A number of studies have shown that cannabis can be a powerful anti-inflammatory agent, too. Since colitis symptoms are caused by inflammation of the tissues lining the colon, cannabis can help to lower levels of inflammation, especially if the cannabis is high in CBD.
Cannabis also has antibacterial properties, so it may also help to fight infections that cause inflammation in the colon.
Colitis sufferers can take cannabis to help relieve their symptoms in many ways. Whole-plant cannabis contains the full suite of compounds and terpenes, which work together to relieve symptoms like anxiety, pain and depression.
Look for strains high in CBD for a calming effect that also helps regulate digestive activity. Smoking or vaping can be a quick and effective way to get those effects.
Edibles containing whole-plant cannabis or cannabis extracts can be effective too, but their effects are felt more slowly. And it’s important to check labels to be sure that other ingredients in the edible itself, such as nuts or sweeteners, won’t trigger colitis symptoms.

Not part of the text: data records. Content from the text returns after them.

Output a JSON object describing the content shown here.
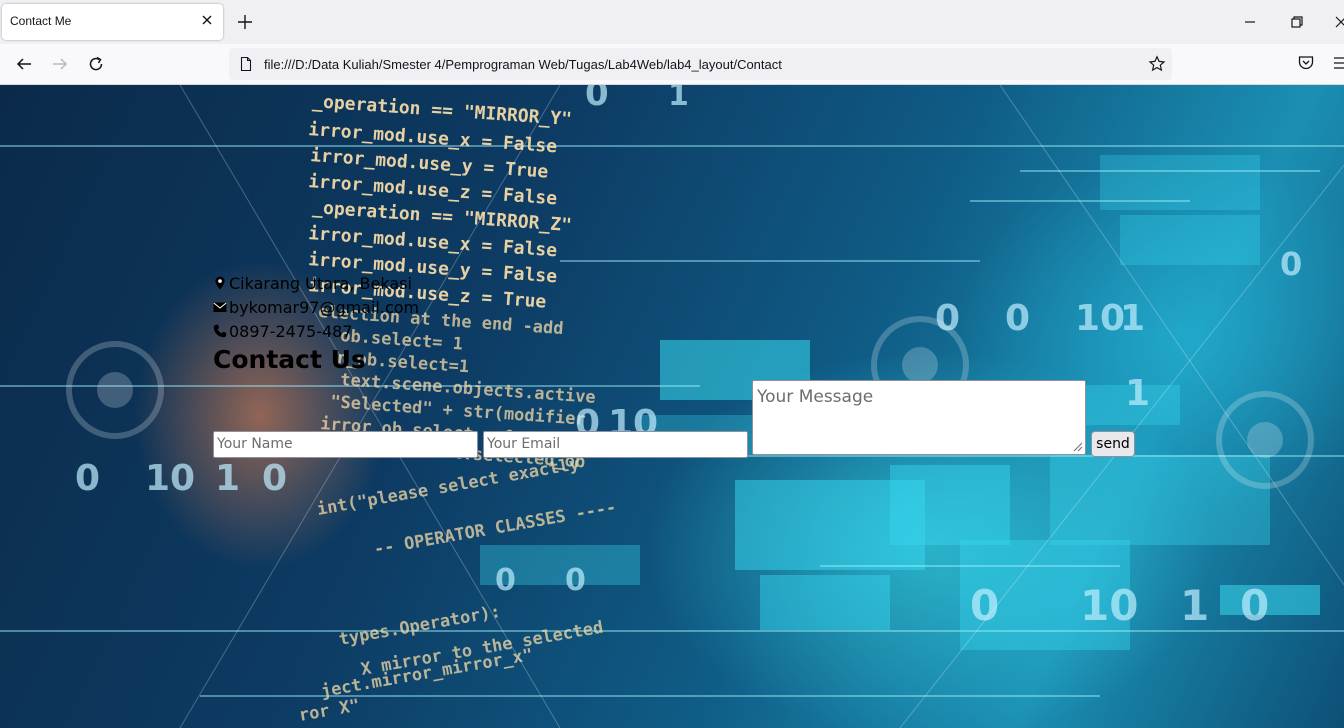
{
  "browser": {
    "tab_title": "Contact Me",
    "url": "file:///D:/Data Kuliah/Smester 4/Pemprograman Web/Tugas/Lab4Web/lab4_layout/Contact"
  },
  "contact": {
    "address": "Cikarang Utara, Bekasi",
    "email": "bykomar97@gmail.com",
    "phone": "0897-2475-487",
    "heading": "Contact Us"
  },
  "form": {
    "name_placeholder": "Your Name",
    "email_placeholder": "Your Email",
    "message_placeholder": "Your Message",
    "send_label": "send"
  },
  "background_code": [
    "_operation == \"MIRROR_Y\"",
    "irror_mod.use_x = False",
    "irror_mod.use_y = True",
    "irror_mod.use_z = False",
    "_operation == \"MIRROR_Z\"",
    "irror_mod.use_x = False",
    "irror_mod.use_y = False",
    "irror_mod.use_z = True",
    "election at the end -add",
    "ob.select= 1",
    "r_ob.select=1",
    "text.scene.objects.active",
    "\"Selected\" + str(modifier",
    "irror_ob.select = 0",
    "bpy.context.selected_ob",
    "int(\"please select exactly",
    "-- OPERATOR CLASSES ----",
    "types.Operator):",
    "X mirror to the selected",
    "ject.mirror_mirror_x\"",
    "ror X\""
  ],
  "background_digits": [
    "0",
    "1",
    "0",
    "0",
    "10",
    "1",
    "0",
    "0",
    "10",
    "1",
    "0",
    "0",
    "10",
    "1",
    "0",
    "0",
    "10",
    "1",
    "0",
    "0"
  ],
  "colors": {
    "code_text": "#f3d9a6",
    "digits": "#bfefff",
    "panel_cyan": "#38d8ef"
  }
}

Marijuana oils, especially if they’re high in CBD, can provide swift relief from colitis symptoms without concerns about trigger ingredients. If you’re new to consuming cannabis for your colitis symptoms, it’s important to start slowly and gradually work toward a dose that helps you. And if you currently take other medications, it’s a good idea to check with your doctor before you add marijuana to the mix, since cannabis can interact with a long list of prescription and over-the-counter drugs.